Hiring the wrong SEO specialist can cost you far more than the fee. I have spent years repairing the damage left by bad SEO – cleaning up spammy backlink profiles, recovering from manual penalties, rebuilding site architecture that was optimised incorrectly. Here is how to evaluate an SEO expert before you commit.
What to Look For
Ask for case studies with specific, verifiable results. Not ‘we improved rankings’ – specific numbers with timeframes. Ask which tools they use and why. Ask for a clear explanation of their process. A competent SEO specialist can explain what they will do and why it works without using jargon to obscure vague thinking.
Ask for references from clients in your industry or a similar one. Ask what happens if rankings drop. Ask what they will not do – any good SEO specialist has a clear list of tactics they avoid and a principled reason for avoiding them.
Red Flags
Guaranteed rankings. No ethical SEO can guarantee specific positions in Google’s results – the algorithm is not controlled by anyone. Any guarantee of ‘#1 on Google’ is either dishonest or a sign the provider plans to use black hat tactics that might deliver short-term results and long-term damage.
Prices that are too low. Good SEO takes significant time.
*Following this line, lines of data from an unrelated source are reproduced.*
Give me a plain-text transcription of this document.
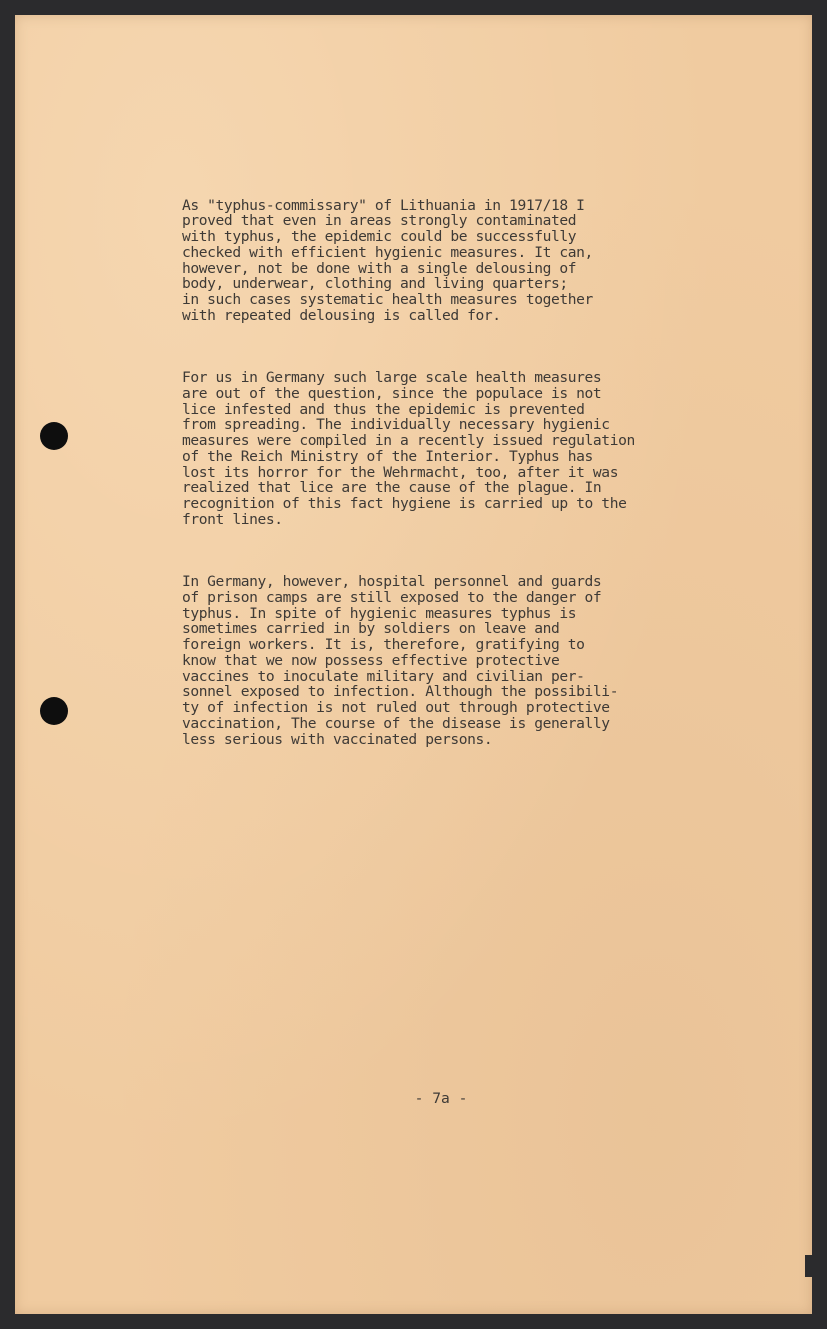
As "typhus-commissary" of Lithuania in 1917/18 I
proved that even in areas strongly contaminated
with typhus, the epidemic could be successfully
checked with efficient hygienic measures. It can,
however, not be done with a single delousing of
body, underwear, clothing and living quarters;
in such cases systematic health measures together
with repeated delousing is called for.

For us in Germany such large scale health measures
are out of the question, since the populace is not
lice infested and thus the epidemic is prevented
from spreading. The individually necessary hygienic
measures were compiled in a recently issued regulation
of the Reich Ministry of the Interior. Typhus has
lost its horror for the Wehrmacht, too, after it was
realized that lice are the cause of the plague. In
recognition of this fact hygiene is carried up to the
front lines.

In Germany, however, hospital personnel and guards
of prison camps are still exposed to the danger of
typhus. In spite of hygienic measures typhus is
sometimes carried in by soldiers on leave and
foreign workers. It is, therefore, gratifying to
know that we now possess effective protective
vaccines to inoculate military and civilian per-
sonnel exposed to infection. Although the possibili-
ty of infection is not ruled out through protective
vaccination, The course of the disease is generally
less serious with vaccinated persons.

- 7a -
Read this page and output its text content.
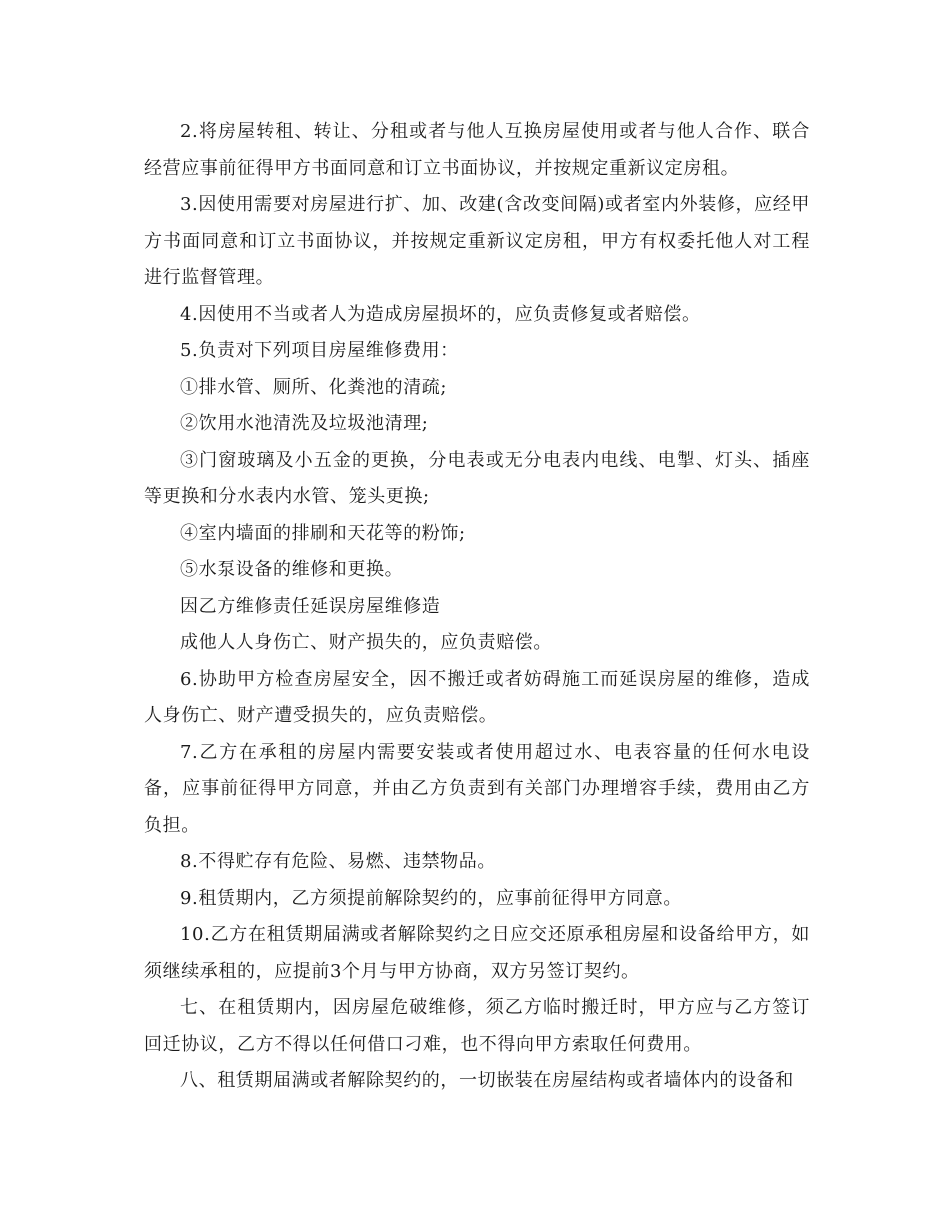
2.将房屋转租、转让、分租或者与他人互换房屋使用或者与他人合作、联合经营应事前征得甲方书面同意和订立书面协议，并按规定重新议定房租。

3.因使用需要对房屋进行扩、加、改建(含改变间隔)或者室内外装修，应经甲方书面同意和订立书面协议，并按规定重新议定房租，甲方有权委托他人对工程进行监督管理。

4.因使用不当或者人为造成房屋损坏的，应负责修复或者赔偿。

5.负责对下列项目房屋维修费用：

①排水管、厕所、化粪池的清疏;

②饮用水池清洗及垃圾池清理;

③门窗玻璃及小五金的更换，分电表或无分电表内电线、电掣、灯头、插座等更换和分水表内水管、笼头更换;

④室内墙面的排刷和天花等的粉饰;

⑤水泵设备的维修和更换。

因乙方维修责任延误房屋维修造

成他人人身伤亡、财产损失的，应负责赔偿。

6.协助甲方检查房屋安全，因不搬迁或者妨碍施工而延误房屋的维修，造成人身伤亡、财产遭受损失的，应负责赔偿。

7.乙方在承租的房屋内需要安装或者使用超过水、电表容量的任何水电设备，应事前征得甲方同意，并由乙方负责到有关部门办理增容手续，费用由乙方负担。

8.不得贮存有危险、易燃、违禁物品。

9.租赁期内，乙方须提前解除契约的，应事前征得甲方同意。

10.乙方在租赁期届满或者解除契约之日应交还原承租房屋和设备给甲方，如须继续承租的，应提前3个月与甲方协商，双方另签订契约。

七、在租赁期内，因房屋危破维修，须乙方临时搬迁时，甲方应与乙方签订回迁协议，乙方不得以任何借口刁难，也不得向甲方索取任何费用。

八、租赁期届满或者解除契约的，一切嵌装在房屋结构或者墙体内的设备和
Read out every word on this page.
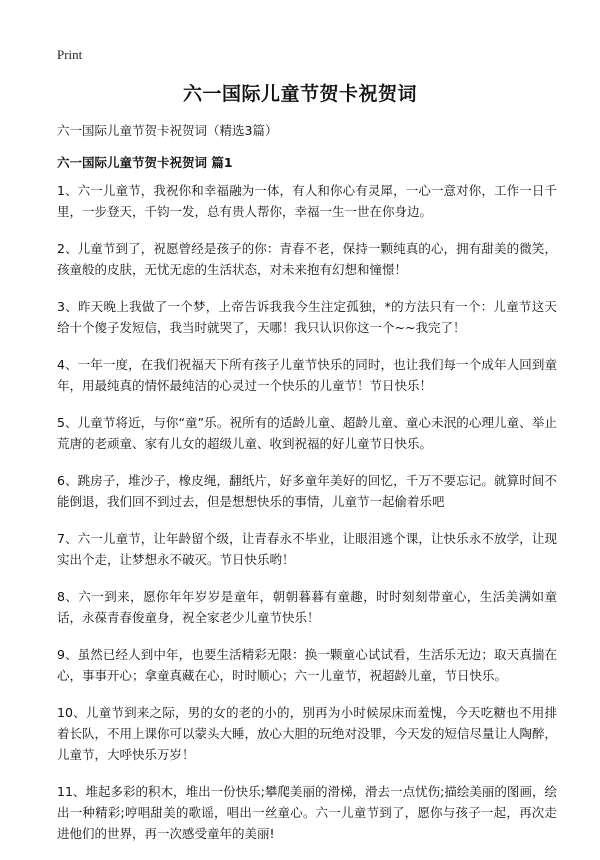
Print
六一国际儿童节贺卡祝贺词

六一国际儿童节贺卡祝贺词（精选3篇）

六一国际儿童节贺卡祝贺词 篇1

1、六一儿童节，我祝你和幸福融为一体，有人和你心有灵犀，一心一意对你，工作一日千里，一步登天，千钧一发，总有贵人帮你，幸福一生一世在你身边。

2、儿童节到了，祝愿曾经是孩子的你：青春不老，保持一颗纯真的心，拥有甜美的微笑，孩童般的皮肤，无忧无虑的生活状态，对未来抱有幻想和憧憬！

3、昨天晚上我做了一个梦，上帝告诉我我今生注定孤独，*的方法只有一个：儿童节这天给十个傻子发短信，我当时就哭了，天哪！我只认识你这一个~~我完了！

4、一年一度，在我们祝福天下所有孩子儿童节快乐的同时，也让我们每一个成年人回到童年，用最纯真的情怀最纯洁的心灵过一个快乐的儿童节！节日快乐！

5、儿童节将近，与你“童”乐。祝所有的适龄儿童、超龄儿童、童心未泯的心理儿童、举止荒唐的老顽童、家有儿女的超级儿童、收到祝福的好儿童节日快乐。

6、跳房子，堆沙子，橡皮绳，翻纸片，好多童年美好的回忆，千万不要忘记。就算时间不能倒退，我们回不到过去，但是想想快乐的事情，儿童节一起偷着乐吧

7、六一儿童节，让年龄留个级，让青春永不毕业，让眼泪逃个课，让快乐永不放学，让现实出个走，让梦想永不破灭。节日快乐哟！

8、六一到来，愿你年年岁岁是童年，朝朝暮暮有童趣，时时刻刻带童心，生活美满如童话，永葆青春俊童身，祝全家老少儿童节快乐！

9、虽然已经人到中年，也要生活精彩无限：换一颗童心试试看，生活乐无边；取天真揣在心，事事开心；拿童真藏在心，时时顺心；六一儿童节，祝超龄儿童，节日快乐。

10、儿童节到来之际，男的女的老的小的，别再为小时候尿床而羞愧，今天吃糖也不用排着长队，不用上课你可以蒙头大睡，放心大胆的玩绝对没罪，今天发的短信尽量让人陶醉，儿童节，大呼快乐万岁！

11、堆起多彩的积木，堆出一份快乐;攀爬美丽的滑梯，滑去一点忧伤;描绘美丽的图画，绘出一种精彩;哼唱甜美的歌谣，唱出一丝童心。六一儿童节到了，愿你与孩子一起，再次走进他们的世界，再一次感受童年的美丽!
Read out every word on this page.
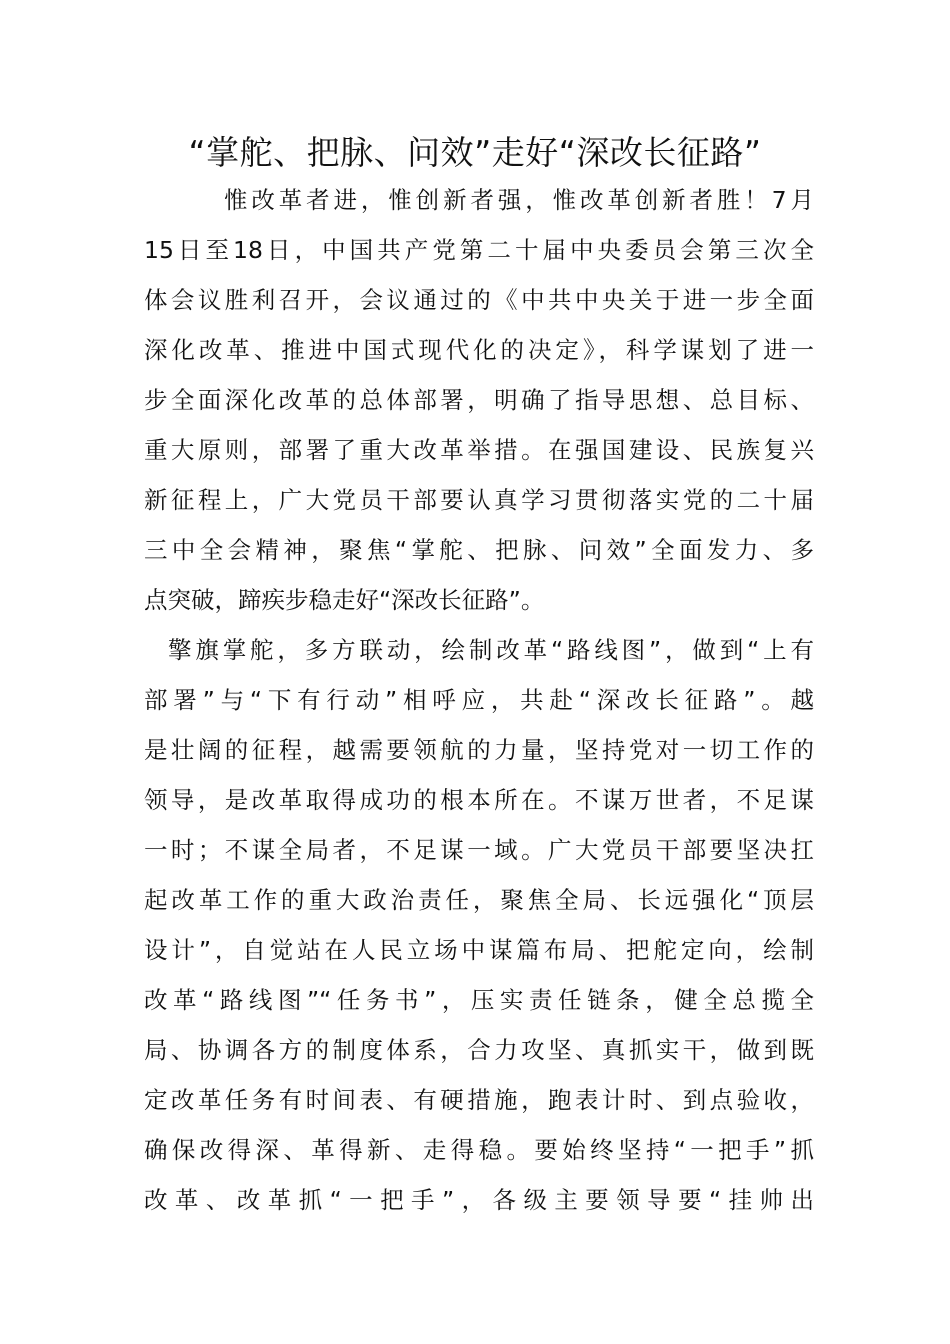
“掌舵、把脉、问效”走好“深改长征路”
惟改革者进，惟创新者强，惟改革创新者胜！7月
15日至18日，中国共产党第二十届中央委员会第三次全
体会议胜利召开，会议通过的《中共中央关于进一步全面
深化改革、推进中国式现代化的决定》，科学谋划了进一
步全面深化改革的总体部署，明确了指导思想、总目标、
重大原则，部署了重大改革举措。在强国建设、民族复兴
新征程上，广大党员干部要认真学习贯彻落实党的二十届
三中全会精神，聚焦“掌舵、把脉、问效”全面发力、多
点突破，蹄疾步稳走好“深改长征路”。
擎旗掌舵，多方联动，绘制改革“路线图”，做到“上有
部署”与“下有行动”相呼应，共赴“深改长征路”。越
是壮阔的征程，越需要领航的力量，坚持党对一切工作的
领导，是改革取得成功的根本所在。不谋万世者，不足谋
一时；不谋全局者，不足谋一域。广大党员干部要坚决扛
起改革工作的重大政治责任，聚焦全局、长远强化“顶层
设计”，自觉站在人民立场中谋篇布局、把舵定向，绘制
改革“路线图”“任务书”，压实责任链条，健全总揽全
局、协调各方的制度体系，合力攻坚、真抓实干，做到既
定改革任务有时间表、有硬措施，跑表计时、到点验收，
确保改得深、革得新、走得稳。要始终坚持“一把手”抓
改革、改革抓“一把手”，各级主要领导要“挂帅出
If someone is offering comprehensive SEO for a price that does not make economic sense given the hours involved, ask why. The answer is usually either offshore low-quality work, automation, or black hat tactics.
No transparency. If an SEO agency or consultant will not clearly explain what they are doing or why, that is a serious warning sign. You should receive regular reports that show exactly what work was done and what the results were.
Proprietary methods they cannot discuss. Legitimate SEO is not secret. The principles are published by Google. Any practitioner who implies they have special insider knowledge or secret techniques that they cannot disclose is either exaggerating their capabilities or hiding questionable practices.
The Right Questions to Ask
- Can you show me examples of results you have achieved for similar businesses?
- What does your process look like for the first 90 days?
- How do you approach link building?
- What SEO tools do you use?
- How do you measure success?
- What would cause you to walk away from a client?
A good SEO specialist will welcome these questions. They will have clear, specific answers. They will not over-promise. And they will be honest about what SEO can and cannot do for your specific situation.